Besides, the LaTeX style file Sweave.sty was dropped as well; it has brought too much confusion to users since it is shipped with R instead of LaTeX; knitr has built-in styles using standard LaTeX packages, and users are free to change them using hooks.

For inline R code as in \Sexpr{}, knitr will automatically format the results – too big or too small numbers will be written in scientific notations (e.g. $3.14 \times 10^{-5}$ instead of the less readable 3.14e-05; see output demo). We can also call purl() to extract R code, which is similar to Stangle().

Some answers to Sweave FAQ’s from vignette('Sweave', package='utils') are different in knitr:

Note knitr does not check the encoding of the input document using the tricks in Sweave like using \usepackage[foo]{inputenc}. You have to specify the encoding explicitly if you are not using the native encoding in your system, e.g. knit('foo.Rnw', encoding = 'GBK').

Compatibility with pgfSweave

dev='tikz' in knitr means tikz=TRUE in pgfSweave, and external=TRUE was implemented differently – the cache of tikz graphics is moved to the R level instead of relying on the LaTeX package tikz (if a tikz plot is externalized, knitr will try to compile it to PDF immediately and use \includegraphics{filename} to insert it into the output; in comparison, external=FALSE uses \input{filename.tikz}); this frees the users from the GNU make utility and understanding tikz externalization.

Compatibility with cacheSweave

Cache was implemented in knitr with functions in base R (e.g., lazyLoad()) and does not rely on other add-on packages; for cached chunks, the results from the last run will be loaded and written into the output, and this is more consistent with the default behavior of R code (users may wonder why print(x) does not produce any output for cached chunks; plots in cached chunks will still be in the output as well). However, bear in mind that not all side-effects can be cached; see the cache page.

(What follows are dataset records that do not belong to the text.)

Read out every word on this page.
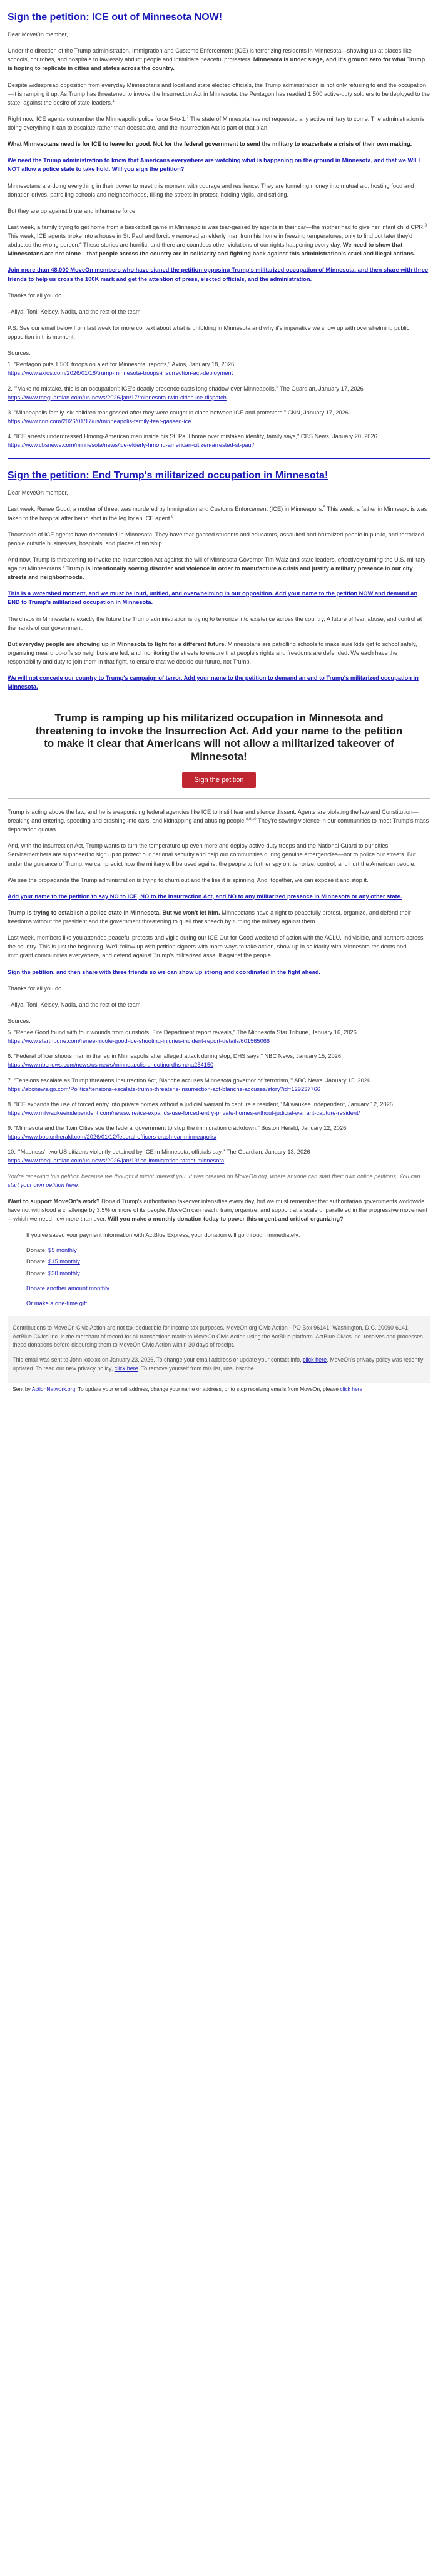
Sign the petition: ICE out of Minnesota NOW!

Dear MoveOn member,

Under the direction of the Trump administration, Immigration and Customs Enforcement (ICE) is terrorizing residents in Minnesota—showing up at places like schools, churches, and hospitals to lawlessly abduct people and intimidate peaceful protesters. Minnesota is under siege, and it's ground zero for what Trump is hoping to replicate in cities and states across the country.

Despite widespread opposition from everyday Minnesotans and local and state elected officials, the Trump administration is not only refusing to end the occupation—it is ramping it up. As Trump has threatened to invoke the Insurrection Act in Minnesota, the Pentagon has readied 1,500 active-duty soldiers to be deployed to the state, against the desire of state leaders.$^1$

Right now, ICE agents outnumber the Minneapolis police force 5-to-1.$^2$ The state of Minnesota has not requested any active military to come. The administration is doing everything it can to escalate rather than deescalate, and the Insurrection Act is part of that plan.

What Minnesotans need is for ICE to leave for good. Not for the federal government to send the military to exacerbate a crisis of their own making.

We need the Trump administration to know that Americans everywhere are watching what is happening on the ground in Minnesota, and that we WILL NOT allow a police state to take hold. Will you sign the petition?

Minnesotans are doing everything in their power to meet this moment with courage and resilience. They are funneling money into mutual aid, hosting food and donation drives, patrolling schools and neighborhoods, filling the streets in protest, holding vigils, and striking.

But they are up against brute and inhumane force.

Last week, a family trying to get home from a basketball game in Minneapolis was tear-gassed by agents in their car—the mother had to give her infant child CPR.$^3$ This week, ICE agents broke into a house in St. Paul and forcibly removed an elderly man from his home in freezing temperatures; only to find out later they'd abducted the wrong person.$^4$ These stories are horrific, and there are countless other violations of our rights happening every day. We need to show that Minnesotans are not alone—that people across the country are in solidarity and fighting back against this administration's cruel and illegal actions.

Join more than 48,000 MoveOn members who have signed the petition opposing Trump's militarized occupation of Minnesota, and then share with three friends to help us cross the 100K mark and get the attention of press, elected officials, and the administration.

Thanks for all you do.

–Aliya, Toni, Kelsey, Nadia, and the rest of the team

P.S. See our email below from last week for more context about what is unfolding in Minnesota and why it's imperative we show up with overwhelming public opposition in this moment.

Sources:

1. "Pentagon puts 1,500 troops on alert for Minnesota: reports," Axios, January 18, 2026
https://www.axios.com/2026/01/18/trump-minnesota-troops-insurrection-act-deployment
2. "'Make no mistake, this is an occupation': ICE's deadly presence casts long shadow over Minneapolis," The Guardian, January 17, 2026
https://www.theguardian.com/us-news/2026/jan/17/minnesota-twin-cities-ice-dispatch
3. "Minneapolis family, six children tear-gassed after they were caught in clash between ICE and protesters," CNN, January 17, 2026
https://www.cnn.com/2026/01/17/us/minneapolis-family-tear-gassed-ice
4. "ICE arrests underdressed Hmong-American man inside his St. Paul home over mistaken identity, family says," CBS News, January 20, 2026
https://www.cbsnews.com/minnesota/news/ice-elderly-hmong-american-citizen-arrested-st-paul/
Sign the petition: End Trump's militarized occupation in Minnesota!

Dear MoveOn member,

Last week, Renee Good, a mother of three, was murdered by Immigration and Customs Enforcement (ICE) in Minneapolis.$^5$ This week, a father in Minneapolis was taken to the hospital after being shot in the leg by an ICE agent.$^6$

Thousands of ICE agents have descended in Minnesota. They have tear-gassed students and educators, assaulted and brutalized people in public, and terrorized people outside businesses, hospitals, and places of worship.

And now, Trump is threatening to invoke the Insurrection Act against the will of Minnesota Governor Tim Walz and state leaders, effectively turning the U.S. military against Minnesotans.$^7$ Trump is intentionally sowing disorder and violence in order to manufacture a crisis and justify a military presence in our city streets and neighborhoods.

This is a watershed moment, and we must be loud, unified, and overwhelming in our opposition. Add your name to the petition NOW and demand an END to Trump's militarized occupation in Minnesota.

The chaos in Minnesota is exactly the future the Trump administration is trying to terrorize into existence across the country. A future of fear, abuse, and control at the hands of our government.

But everyday people are showing up in Minnesota to fight for a different future. Minnesotans are patrolling schools to make sure kids get to school safely, organizing meal drop-offs so neighbors are fed, and monitoring the streets to ensure that people's rights and freedoms are defended. We each have the responsibility and duty to join them in that fight, to ensure that we decide our future, not Trump.

We will not concede our country to Trump's campaign of terror. Add your name to the petition to demand an end to Trump's militarized occupation in Minnesota.

Trump is ramping up his militarized occupation in Minnesota and threatening to invoke the Insurrection Act. Add your name to the petition to make it clear that Americans will not allow a militarized takeover of Minnesota!
Sign the petition

Trump is acting above the law, and he is weaponizing federal agencies like ICE to instill fear and silence dissent. Agents are violating the law and Constitution—breaking and entering, speeding and crashing into cars, and kidnapping and abusing people.$^{8,9,10}$ They're sowing violence in our communities to meet Trump's mass deportation quotas.

And, with the Insurrection Act, Trump wants to turn the temperature up even more and deploy active-duty troops and the National Guard to our cities. Servicemembers are supposed to sign up to protect our national security and help our communities during genuine emergencies—not to police our streets. But under the guidance of Trump, we can predict how the military will be used against the people to further spy on, terrorize, control, and hurt the American people.

We see the propaganda the Trump administration is trying to churn out and the lies it is spinning. And, together, we can expose it and stop it.

Add your name to the petition to say NO to ICE, NO to the Insurrection Act, and NO to any militarized presence in Minnesota or any other state.

Trump is trying to establish a police state in Minnesota. But we won't let him. Minnesotans have a right to peacefully protest, organize, and defend their freedoms without the president and the government threatening to quell that speech by turning the military against them.

Last week, members like you attended peaceful protests and vigils during our ICE Out for Good weekend of action with the ACLU, Indivisible, and partners across the country. This is just the beginning. We'll follow up with petition signers with more ways to take action, show up in solidarity with Minnesota residents and immigrant communities everywhere, and defend against Trump's militarized assault against the people.

Sign the petition, and then share with three friends so we can show up strong and coordinated in the fight ahead.

Thanks for all you do.

–Aliya, Toni, Kelsey, Nadia, and the rest of the team

Sources:

5. "Renee Good found with four wounds from gunshots, Fire Department report reveals," The Minnesota Star Tribune, January 16, 2026
https://www.startribune.com/renee-nicole-good-ice-shooting-injuries-incident-report-details/601565066
6. "Federal officer shoots man in the leg in Minneapolis after alleged attack during stop, DHS says," NBC News, January 15, 2026
https://www.nbcnews.com/news/us-news/minneapolis-shooting-dhs-rcna254150
7. "Tensions escalate as Trump threatens Insurrection Act, Blanche accuses Minnesota governor of 'terrorism,'" ABC News, January 15, 2026
https://abcnews.go.com/Politics/tensions-escalate-trump-threatens-insurrection-act-blanche-accuses/story?id=129237766
8. "ICE expands the use of forced entry into private homes without a judicial warrant to capture a resident," Milwaukee Independent, January 12, 2026
https://www.milwaukeeindependent.com/newswire/ice-expands-use-forced-entry-private-homes-without-judicial-warrant-capture-resident/
9. "Minnesota and the Twin Cities sue the federal government to stop the immigration crackdown," Boston Herald, January 12, 2026
https://www.bostonherald.com/2026/01/12/federal-officers-crash-car-minneapolis/
10. "'Madness': two US citizens violently detained by ICE in Minnesota, officials say," The Guardian, January 13, 2026
https://www.theguardian.com/us-news/2026/jan/13/ice-immigration-target-minnesota

You're receiving this petition because we thought it might interest you. It was created on MoveOn.org, where anyone can start their own online petitions. You can start your own petition here.

Want to support MoveOn's work? Donald Trump's authoritarian takeover intensifies every day, but we must remember that authoritarian governments worldwide have not withstood a challenge by 3.5% or more of its people. MoveOn can reach, train, organize, and support at a scale unparalleled in the progressive movement—which we need now more than ever. Will you make a monthly donation today to power this urgent and critical organizing?

If you've saved your payment information with ActBlue Express, your donation will go through immediately:

Donate: $5 monthly

Donate: $15 monthly

Donate: $30 monthly

Donate another amount monthly

Or make a one-time gift

Contributions to MoveOn Civic Action are not tax-deductible for income tax purposes. MoveOn.org Civic Action - PO Box 96141, Washington, D.C. 20090-6141. ActBlue Civics Inc. is the merchant of record for all transactions made to MoveOn Civic Action using the ActBlue platform. ActBlue Civics Inc. receives and processes these donations before disbursing them to MoveOn Civic Action within 30 days of receipt.

This email was sent to John xxxxxx on January 23, 2026. To change your email address or update your contact info, click here. MoveOn's privacy policy was recently updated. To read our new privacy policy, click here. To remove yourself from this list, unsubscribe.

Sent by ActionNetwork.org. To update your email address, change your name or address, or to stop receiving emails from MoveOn, please click here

Sweave as a subset of knitr

The design of knitr is highly modularized so that even if you want to go back to the Sweave style, you are always free to do so with a single function in your chunk:

<<setup, include=FALSE, cache=FALSE>>=
render_sweave()
@

This tells knitr that you miss the good old Sweave.sty and Sinput/Soutput environments, and knitr is ready to use them for your output. It is just a matter of output hooks, which is orthogonal to other steps in the whole process.